Quality assessment of the network
The error matrix has shown that a neural network number 195, composed of 19 hidden neurons, has classified patients unmistakably. Global sensitivity analysis indicated that we can remove from the model three variables. A set of networks was rebuilt. In the next step, as in the first, selection of networks was based on quality assurance (at least 96%) and the stability between testing and validation samples. The assessment of the error matrix showed that among the selected networks the most reliable is network number 72, built of 11 intermediate neurons.
Sensitivity analysis revealed that only one variable should be excluded.
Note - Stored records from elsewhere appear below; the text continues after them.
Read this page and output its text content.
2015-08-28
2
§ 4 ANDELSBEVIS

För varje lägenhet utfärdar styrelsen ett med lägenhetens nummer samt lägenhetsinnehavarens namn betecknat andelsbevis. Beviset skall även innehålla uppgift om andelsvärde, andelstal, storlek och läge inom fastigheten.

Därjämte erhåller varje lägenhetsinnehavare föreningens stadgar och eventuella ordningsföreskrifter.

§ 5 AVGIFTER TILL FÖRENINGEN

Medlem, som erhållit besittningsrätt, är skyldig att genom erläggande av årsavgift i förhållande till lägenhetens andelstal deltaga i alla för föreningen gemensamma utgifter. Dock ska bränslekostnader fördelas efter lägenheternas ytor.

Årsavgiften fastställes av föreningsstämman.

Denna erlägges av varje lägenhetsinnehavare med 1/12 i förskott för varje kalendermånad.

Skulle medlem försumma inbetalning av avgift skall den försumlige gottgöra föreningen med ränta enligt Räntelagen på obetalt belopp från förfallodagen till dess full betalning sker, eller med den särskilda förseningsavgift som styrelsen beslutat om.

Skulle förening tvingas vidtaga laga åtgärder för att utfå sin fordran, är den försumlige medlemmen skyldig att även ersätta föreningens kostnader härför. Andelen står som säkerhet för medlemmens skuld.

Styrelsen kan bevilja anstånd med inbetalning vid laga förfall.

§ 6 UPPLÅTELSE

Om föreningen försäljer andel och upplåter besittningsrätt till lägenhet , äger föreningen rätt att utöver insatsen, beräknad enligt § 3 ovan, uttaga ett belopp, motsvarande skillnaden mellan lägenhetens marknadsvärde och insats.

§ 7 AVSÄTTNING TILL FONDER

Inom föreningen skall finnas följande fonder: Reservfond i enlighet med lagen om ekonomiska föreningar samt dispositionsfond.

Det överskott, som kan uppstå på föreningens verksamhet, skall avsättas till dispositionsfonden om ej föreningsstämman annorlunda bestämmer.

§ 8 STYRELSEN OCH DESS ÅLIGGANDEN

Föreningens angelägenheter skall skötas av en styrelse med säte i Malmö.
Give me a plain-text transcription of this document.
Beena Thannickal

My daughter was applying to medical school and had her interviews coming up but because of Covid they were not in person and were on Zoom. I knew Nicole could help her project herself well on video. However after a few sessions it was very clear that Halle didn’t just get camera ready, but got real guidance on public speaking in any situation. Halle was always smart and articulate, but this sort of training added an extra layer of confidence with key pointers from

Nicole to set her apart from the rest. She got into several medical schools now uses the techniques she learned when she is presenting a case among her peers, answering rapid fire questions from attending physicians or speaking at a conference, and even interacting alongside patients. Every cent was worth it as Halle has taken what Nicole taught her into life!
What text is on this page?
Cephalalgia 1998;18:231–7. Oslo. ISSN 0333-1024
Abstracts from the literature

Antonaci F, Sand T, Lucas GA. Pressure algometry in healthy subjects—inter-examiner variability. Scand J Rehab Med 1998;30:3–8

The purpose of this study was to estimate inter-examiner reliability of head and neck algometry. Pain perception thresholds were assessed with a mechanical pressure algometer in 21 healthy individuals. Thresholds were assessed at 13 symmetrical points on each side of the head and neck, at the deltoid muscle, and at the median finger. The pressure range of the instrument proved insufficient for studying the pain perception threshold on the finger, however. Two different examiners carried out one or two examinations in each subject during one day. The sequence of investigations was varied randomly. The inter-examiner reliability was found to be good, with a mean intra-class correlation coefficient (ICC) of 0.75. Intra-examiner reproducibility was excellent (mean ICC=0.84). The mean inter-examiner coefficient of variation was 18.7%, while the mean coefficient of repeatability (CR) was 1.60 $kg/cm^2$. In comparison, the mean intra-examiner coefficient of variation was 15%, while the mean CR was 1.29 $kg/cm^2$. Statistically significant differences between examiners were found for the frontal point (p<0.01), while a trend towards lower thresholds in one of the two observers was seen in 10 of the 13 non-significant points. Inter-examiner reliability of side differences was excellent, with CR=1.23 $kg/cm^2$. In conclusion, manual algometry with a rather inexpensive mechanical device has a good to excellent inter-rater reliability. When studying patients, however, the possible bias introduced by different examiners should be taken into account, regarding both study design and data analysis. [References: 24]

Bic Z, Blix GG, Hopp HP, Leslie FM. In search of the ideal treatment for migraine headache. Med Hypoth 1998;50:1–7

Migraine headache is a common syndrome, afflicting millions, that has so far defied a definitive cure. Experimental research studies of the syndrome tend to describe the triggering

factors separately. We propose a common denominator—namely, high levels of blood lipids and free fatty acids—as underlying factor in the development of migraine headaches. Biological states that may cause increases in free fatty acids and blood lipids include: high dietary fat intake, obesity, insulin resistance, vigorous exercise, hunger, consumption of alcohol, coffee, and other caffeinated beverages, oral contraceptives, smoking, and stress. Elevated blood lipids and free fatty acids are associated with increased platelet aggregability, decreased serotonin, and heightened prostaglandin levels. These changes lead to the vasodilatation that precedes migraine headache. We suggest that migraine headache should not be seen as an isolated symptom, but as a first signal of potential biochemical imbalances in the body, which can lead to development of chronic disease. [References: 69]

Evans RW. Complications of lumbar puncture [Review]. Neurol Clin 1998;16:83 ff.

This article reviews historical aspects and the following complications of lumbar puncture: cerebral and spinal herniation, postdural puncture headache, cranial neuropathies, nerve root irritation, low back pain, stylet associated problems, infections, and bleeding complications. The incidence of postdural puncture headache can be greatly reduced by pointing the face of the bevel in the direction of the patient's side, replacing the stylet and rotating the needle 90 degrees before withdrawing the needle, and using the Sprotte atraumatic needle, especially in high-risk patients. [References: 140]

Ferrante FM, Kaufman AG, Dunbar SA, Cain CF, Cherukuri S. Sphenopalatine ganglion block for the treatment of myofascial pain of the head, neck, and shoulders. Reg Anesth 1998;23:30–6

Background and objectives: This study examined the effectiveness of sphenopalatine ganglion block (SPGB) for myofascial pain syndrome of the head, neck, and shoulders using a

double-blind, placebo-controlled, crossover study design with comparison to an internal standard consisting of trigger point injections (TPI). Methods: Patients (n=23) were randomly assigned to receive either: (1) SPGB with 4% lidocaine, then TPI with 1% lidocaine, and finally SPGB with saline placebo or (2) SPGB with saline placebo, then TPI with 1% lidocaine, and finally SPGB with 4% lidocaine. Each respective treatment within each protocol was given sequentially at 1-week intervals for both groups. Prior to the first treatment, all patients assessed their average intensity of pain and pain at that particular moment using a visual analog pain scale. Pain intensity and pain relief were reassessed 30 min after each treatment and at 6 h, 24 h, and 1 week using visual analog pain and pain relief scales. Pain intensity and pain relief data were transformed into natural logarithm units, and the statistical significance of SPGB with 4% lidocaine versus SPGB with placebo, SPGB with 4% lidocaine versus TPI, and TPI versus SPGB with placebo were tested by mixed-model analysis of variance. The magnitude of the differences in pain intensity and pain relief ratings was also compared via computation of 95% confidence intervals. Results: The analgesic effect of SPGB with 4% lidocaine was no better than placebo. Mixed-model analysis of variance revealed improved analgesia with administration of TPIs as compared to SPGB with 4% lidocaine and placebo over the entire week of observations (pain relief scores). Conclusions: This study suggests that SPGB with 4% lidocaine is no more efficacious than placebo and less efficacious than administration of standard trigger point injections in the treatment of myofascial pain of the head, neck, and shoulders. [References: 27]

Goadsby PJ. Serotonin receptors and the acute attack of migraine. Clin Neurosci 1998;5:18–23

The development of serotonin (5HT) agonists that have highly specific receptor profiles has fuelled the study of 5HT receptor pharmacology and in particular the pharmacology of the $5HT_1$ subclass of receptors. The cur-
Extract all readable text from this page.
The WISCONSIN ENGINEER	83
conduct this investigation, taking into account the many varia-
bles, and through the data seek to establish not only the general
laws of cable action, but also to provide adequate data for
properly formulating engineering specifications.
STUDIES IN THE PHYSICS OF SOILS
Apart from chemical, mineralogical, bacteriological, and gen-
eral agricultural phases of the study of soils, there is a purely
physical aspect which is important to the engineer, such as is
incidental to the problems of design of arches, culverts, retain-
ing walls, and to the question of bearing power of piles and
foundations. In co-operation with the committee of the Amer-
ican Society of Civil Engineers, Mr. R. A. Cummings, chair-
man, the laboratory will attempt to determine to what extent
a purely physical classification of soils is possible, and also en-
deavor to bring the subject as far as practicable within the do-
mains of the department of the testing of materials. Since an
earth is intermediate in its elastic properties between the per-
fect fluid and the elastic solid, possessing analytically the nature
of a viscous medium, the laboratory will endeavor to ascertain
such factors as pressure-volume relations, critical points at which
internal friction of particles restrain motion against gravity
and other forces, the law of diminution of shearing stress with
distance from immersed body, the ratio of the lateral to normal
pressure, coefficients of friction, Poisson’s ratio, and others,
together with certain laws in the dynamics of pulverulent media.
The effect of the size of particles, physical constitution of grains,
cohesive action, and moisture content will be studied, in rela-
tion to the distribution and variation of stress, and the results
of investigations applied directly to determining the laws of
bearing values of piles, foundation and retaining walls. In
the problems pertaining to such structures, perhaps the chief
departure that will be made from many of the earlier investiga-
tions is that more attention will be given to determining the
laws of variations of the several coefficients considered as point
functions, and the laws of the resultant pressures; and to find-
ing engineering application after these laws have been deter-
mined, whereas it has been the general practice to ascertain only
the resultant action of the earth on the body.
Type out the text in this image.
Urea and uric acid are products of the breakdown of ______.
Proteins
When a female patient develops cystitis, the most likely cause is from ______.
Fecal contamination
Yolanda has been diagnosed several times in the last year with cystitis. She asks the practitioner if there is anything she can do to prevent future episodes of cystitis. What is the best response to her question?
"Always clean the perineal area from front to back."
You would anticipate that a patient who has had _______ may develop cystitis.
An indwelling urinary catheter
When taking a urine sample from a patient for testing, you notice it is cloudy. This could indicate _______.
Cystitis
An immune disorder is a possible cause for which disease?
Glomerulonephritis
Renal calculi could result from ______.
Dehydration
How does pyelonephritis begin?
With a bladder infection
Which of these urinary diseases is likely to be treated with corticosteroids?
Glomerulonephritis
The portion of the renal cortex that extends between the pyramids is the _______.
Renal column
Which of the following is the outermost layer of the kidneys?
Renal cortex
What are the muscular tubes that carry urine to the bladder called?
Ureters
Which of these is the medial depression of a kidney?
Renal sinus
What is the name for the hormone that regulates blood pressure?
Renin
As the value of the crucial factor (0.998) was very near to decision line (1.0), it was abandoned to remove this variable. The model was saved as PMML file.
Construction of the Kohonen network
For the construction of the Kohonen network, we chose a set of variables tested in the model described above.
When building Kohnen network, the number of epochs was set at 1000, because at 200, 400 and 600 epochs the learning error was constantly decreasing. Further elongation was stopped for fear of losing the model due to long-term stabilization.
The number of neurons was determined experimentally so that the distribution of results formed a visually distinguishable pattern in the Kohonen graph, which was achieved at 8 x 8 neurons square.
A cumulative table was generated from the Kohonen chart, grouping patients according to the type of cancer. The tables were then generated for each cluster separately, with ranking based on the colour scale. Each cluster was assigned a serial number, and a table was created. Then the mean, standard deviation, median, and quartiles were calculated for all variables using the cluster number as a grouping variable. The normality or significance of the differences has not been assessed. Such a table can be subjected to further analyses, e.g. analysis of variance.
In the next step, a prediction of values for the test and validation group was made. The predictive classifications for the type of cancer were the same as real. This shows that the neural network obtained in this experiment is suitable for predicting values for new cases.